Hoy, el infortunio llega también arrastrado por los ríos, específicamente por el Magdalena, que trajo una temible planta invasora: la cola de caballo. Como una enorme frontera verde, muchas de estas plantas se extienden frente al pueblo —donde viven más de 5.000 personas dedicadas en su mayoría a la pesca—, donde se enraízan, ahogan y matan la laguna. Los peces comienzan a flotar, los zancudos a reproducirse y las embarcaciones a quedar atrapadas.

La situación es sumamente preocupante, pues por el momento no se ha encontrado una solución y el pueblo cada vez está más atrapado entre las hojas de esta planta que llegó originalmente para decorar acuarios en las grandes ciudades.

“Sin duda, la mejor palabra que nos define es resiliencia”, dice Lisbeth. Ejemplo de ello es Edrulfo Pacheco, artesano y bautizador de barcas. Tiene treinta y cuatro años y se dedica a tallar en madera náufraga diferentes figuras, especialmente barcas. “Acá nací, acá crecí y acá he pasado toda mi vida”, cuenta rodeado de sus dos pequeñas hijas y su familia. Él construyó la casa sobre la que estamos parados y donde tiene su taller.

“¿Cómo así que es bautizador de canoas?”, le pregunto.

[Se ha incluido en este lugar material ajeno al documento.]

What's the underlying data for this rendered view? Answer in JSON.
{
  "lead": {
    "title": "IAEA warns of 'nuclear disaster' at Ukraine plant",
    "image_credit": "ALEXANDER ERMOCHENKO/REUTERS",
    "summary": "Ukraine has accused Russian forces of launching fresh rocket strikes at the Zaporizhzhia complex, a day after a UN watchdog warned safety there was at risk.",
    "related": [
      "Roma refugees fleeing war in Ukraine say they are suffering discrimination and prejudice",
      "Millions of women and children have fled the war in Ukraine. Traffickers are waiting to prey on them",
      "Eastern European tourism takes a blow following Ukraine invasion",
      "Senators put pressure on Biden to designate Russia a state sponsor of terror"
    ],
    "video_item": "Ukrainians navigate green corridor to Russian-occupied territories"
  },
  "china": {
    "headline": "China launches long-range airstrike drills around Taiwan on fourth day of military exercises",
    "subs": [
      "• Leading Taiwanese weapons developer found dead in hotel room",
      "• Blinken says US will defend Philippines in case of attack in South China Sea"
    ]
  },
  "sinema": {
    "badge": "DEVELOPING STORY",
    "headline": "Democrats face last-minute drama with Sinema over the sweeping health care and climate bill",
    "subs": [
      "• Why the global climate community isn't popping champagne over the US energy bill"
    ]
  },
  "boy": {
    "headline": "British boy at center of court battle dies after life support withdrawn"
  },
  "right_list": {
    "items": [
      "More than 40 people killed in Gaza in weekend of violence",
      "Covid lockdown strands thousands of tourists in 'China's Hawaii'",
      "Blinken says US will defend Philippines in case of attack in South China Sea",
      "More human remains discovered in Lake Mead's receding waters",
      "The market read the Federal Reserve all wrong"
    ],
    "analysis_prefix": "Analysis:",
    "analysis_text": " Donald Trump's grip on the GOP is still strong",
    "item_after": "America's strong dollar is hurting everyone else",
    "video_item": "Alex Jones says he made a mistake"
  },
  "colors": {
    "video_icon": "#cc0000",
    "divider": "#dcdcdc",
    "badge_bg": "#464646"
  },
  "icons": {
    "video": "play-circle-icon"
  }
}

“Cuando hay una canoa nueva, me encargo de ponerle el nombre y de pintarlo en ella. Generalmente, los nombres son por alguna referencia del dueño, algo que lo identifica”, explica este hombre sonriente y amable. Le voy a preguntar otra cosa cuando, al fondo, un niño eleva una cometa sobre el techo de una casa, una embarcación pasa lentamente con una mujer con su paraguas y unos niños juegan fútbol en el agua… “Acá decimos que nuestros pies son nuestras canoas”, señala Edrulfo.